Online Screening And Live Chat To Explore Nonviolent Action Through The Arts
Violence appears to be the dominant method of trying to impose change to our ideologies or culture. (The stream of mass shootings like the tragedy in Orlando seems to be proof). But what if a better, more effective means for change that doesn’t require bloodshed and devastation can be employed?
Artistry is often a more revolutionary weapon against violence. We’ll explore that hypothesis through the topic Nonviolent Action in Practice Through Music and Art through a first ever online screening and live chat in partnership with Ovee that will take place Thursday, June 23 at 4 p.m. ET.
Register now ahead of time to take part in the discussion here.
Take part in the discussion and screening on the day of here.

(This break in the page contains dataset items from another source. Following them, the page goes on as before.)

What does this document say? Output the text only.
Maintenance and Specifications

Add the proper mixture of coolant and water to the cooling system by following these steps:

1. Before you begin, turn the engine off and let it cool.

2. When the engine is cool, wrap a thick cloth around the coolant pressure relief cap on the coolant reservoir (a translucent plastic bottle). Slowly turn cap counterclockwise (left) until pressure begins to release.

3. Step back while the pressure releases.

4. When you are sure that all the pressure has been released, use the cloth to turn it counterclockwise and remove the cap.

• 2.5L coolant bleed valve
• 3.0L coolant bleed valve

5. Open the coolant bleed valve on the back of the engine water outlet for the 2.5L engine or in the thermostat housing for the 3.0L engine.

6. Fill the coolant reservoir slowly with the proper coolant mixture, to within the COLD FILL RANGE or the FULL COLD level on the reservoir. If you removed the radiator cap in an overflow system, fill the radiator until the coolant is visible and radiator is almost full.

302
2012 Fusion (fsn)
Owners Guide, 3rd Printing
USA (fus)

The screening will begin with a TED Talk by world-renowned peace activist, Jamila Raqib who also serves as the Executive Director of the Albert Einstein Institution in Massachusetts, which promotes the study and strategic use of nonviolent action around the globe.
In the TED Talk, Raqib explains how effective nonviolent resistance if partnered together with a larger strategy can identify and cut off the resources needed to disrupt functions of corrupt government organizations like as ISIS.
“We're not going to end war by telling people that violence is morally wrong. Instead, we must offer them a tool that's at least as powerful and as effective as violence,” Raqib mentions in her talk.
Following the online screening, there will be a online live panel discussion with Raqib, Daryn Cambridge, the Senior Program Officer at the Academy for International Conflict Management and Peacebuilding at the United States Institute of Peace and Dr. Maria J. Stephan, the Senior Policy Fellow at the United States Institute of Peace. All will discuss creative ways in which music and art can be used as methods of nonviolent action.
This online event will also include a screening of the Timothy O’Keefe film Music of Resistance: Conversations in the Middle East.